1884 |
14 août 1884
Jean-François Nadaillac à Alfred de Falloux
Rougemont, Cloyes, Eure-et-Loir, 14 août [1884]1
Je viens de lire dans le Correspondant2 votre article si éloquent et si juste et je suis heureux de voir votre plume ferme et vaillante prendre la défense de la cause sainte pour laquelle nous avons combattu toute notre vie. Vous n'avez pas écouté et vous avez eu raison, ceux qui réclamaient le silence. Le mal est grand, le désordre est dans les cœurs et dans les esprits et ceux qui dans ces dernières années ont eu à se mêler d'élections en peuvent tous témoigner. Il est heureux que la voix d'un de nos vieux chefs ait rétabli les vrais principes pour lesquels nous avons constamment combattus et pour lesquels le grand évêque est mort. Les thuriféraires de Mr le comte de Chambord mort sont aussi dangereux que les thuriféraires de Mr le comte de Chambord vivant et la monarchie chrétienne qu'une secte peu nombreuse mais remplie d'intrigue et de haine, met en avant, est une de ces utopies qui ne supportent pas la discussion mais qui paralysent tous les efforts plus intelligents. Faire de la politique, en ne tenant compte ni des faits ni des idées ni même des préjugés c'est se condamner à une éternelle stérilité.

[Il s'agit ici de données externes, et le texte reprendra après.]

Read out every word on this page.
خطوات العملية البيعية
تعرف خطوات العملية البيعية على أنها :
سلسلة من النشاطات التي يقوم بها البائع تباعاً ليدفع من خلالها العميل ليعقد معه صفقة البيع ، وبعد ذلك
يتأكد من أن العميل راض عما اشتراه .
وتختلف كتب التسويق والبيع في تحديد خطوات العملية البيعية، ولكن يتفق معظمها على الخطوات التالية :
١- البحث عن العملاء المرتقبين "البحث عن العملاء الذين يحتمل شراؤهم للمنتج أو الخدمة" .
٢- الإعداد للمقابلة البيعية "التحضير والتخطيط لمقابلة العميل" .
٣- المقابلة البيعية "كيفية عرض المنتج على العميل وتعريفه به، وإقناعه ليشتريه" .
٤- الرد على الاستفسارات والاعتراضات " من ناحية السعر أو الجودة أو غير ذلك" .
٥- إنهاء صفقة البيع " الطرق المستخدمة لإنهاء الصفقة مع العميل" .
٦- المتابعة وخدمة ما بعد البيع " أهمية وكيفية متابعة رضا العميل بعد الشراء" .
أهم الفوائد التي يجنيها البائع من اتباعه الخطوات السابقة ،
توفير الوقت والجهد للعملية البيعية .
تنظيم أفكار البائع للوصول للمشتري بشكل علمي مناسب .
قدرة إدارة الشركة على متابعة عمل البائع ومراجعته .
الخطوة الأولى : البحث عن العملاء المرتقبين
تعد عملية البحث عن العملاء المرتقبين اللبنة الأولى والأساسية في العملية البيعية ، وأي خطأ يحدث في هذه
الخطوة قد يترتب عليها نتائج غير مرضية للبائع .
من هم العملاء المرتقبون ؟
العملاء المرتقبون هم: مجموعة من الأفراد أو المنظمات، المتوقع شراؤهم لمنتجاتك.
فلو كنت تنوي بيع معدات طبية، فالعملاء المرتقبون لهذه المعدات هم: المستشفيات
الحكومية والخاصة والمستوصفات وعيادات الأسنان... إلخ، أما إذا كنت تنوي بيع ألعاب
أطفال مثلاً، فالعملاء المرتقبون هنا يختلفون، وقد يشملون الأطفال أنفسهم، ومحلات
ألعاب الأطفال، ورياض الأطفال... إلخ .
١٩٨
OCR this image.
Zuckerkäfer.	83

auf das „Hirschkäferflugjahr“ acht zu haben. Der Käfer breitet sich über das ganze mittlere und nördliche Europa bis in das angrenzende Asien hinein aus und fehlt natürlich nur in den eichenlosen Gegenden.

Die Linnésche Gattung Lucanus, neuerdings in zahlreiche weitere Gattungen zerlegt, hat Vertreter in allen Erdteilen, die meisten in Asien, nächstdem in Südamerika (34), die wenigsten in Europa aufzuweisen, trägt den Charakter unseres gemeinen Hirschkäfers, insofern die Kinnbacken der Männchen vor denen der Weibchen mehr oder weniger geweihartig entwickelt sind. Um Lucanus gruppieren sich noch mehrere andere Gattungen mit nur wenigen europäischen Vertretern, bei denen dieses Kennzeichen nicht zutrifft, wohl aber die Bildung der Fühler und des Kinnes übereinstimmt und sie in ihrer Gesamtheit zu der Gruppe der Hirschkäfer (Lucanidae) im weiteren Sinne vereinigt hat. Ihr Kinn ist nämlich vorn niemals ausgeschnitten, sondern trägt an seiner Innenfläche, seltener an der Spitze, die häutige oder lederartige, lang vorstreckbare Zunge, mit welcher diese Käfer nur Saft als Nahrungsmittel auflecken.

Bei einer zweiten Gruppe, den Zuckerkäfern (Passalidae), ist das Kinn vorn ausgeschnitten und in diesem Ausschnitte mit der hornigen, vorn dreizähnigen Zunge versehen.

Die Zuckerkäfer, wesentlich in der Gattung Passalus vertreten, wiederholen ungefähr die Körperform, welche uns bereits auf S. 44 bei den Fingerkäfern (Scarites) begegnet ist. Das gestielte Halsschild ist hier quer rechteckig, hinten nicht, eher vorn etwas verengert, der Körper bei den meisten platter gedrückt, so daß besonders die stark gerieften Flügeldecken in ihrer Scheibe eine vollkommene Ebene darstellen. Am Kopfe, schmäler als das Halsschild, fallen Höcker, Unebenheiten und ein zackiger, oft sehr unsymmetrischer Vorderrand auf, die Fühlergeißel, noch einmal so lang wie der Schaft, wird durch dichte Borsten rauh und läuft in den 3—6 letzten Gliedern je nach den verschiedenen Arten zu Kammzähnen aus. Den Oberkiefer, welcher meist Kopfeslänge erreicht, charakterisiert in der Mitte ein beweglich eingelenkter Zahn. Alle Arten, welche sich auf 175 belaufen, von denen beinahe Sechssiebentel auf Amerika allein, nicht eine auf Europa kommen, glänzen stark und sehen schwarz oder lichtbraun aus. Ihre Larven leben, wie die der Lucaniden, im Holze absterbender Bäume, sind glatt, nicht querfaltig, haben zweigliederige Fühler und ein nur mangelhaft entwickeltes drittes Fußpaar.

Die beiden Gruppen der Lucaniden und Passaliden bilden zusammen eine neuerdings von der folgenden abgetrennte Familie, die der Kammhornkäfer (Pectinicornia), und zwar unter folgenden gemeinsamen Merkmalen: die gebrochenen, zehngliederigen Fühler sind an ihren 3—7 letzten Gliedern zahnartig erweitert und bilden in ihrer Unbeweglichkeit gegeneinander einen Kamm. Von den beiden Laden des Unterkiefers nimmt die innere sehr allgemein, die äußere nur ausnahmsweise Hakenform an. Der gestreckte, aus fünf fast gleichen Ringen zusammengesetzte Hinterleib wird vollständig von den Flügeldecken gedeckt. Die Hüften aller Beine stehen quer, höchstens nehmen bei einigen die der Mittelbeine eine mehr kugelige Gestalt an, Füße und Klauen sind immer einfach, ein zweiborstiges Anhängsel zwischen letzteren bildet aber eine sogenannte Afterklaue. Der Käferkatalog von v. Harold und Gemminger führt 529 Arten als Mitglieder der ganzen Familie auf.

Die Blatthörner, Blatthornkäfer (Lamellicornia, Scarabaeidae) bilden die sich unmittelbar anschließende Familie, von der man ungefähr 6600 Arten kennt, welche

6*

Ce que vous dites de la Belgique m'a particulièrement frappé. J'ai présidé à Bruxelles une société scientifique avant les élections3 et j'y suis retourné depuis. Tous les catholiques éminents, tous les chefs du parti sont convaincus que si les violents leur imposent la loi, le ministère catholique sera renversé, comme il l'a déjà été. Je vous parle politique mais je veux vous dire avant tout combien j'ai été touché de l'éloquent hommage que vous rendez à ce grand et saint évêque4, l'honneur de l’Église de France. Dieu lui a épargné la plus cruelle des douleurs, celle de voir détruire tout ce qu'il aimait et cela par la faute de nos amis, plus que par le crime de ses adversaires !
Vous savez, mon cher comte, mes vieux sentiments, vous savez aussi qu'ils vous restent affectueusement dévoués.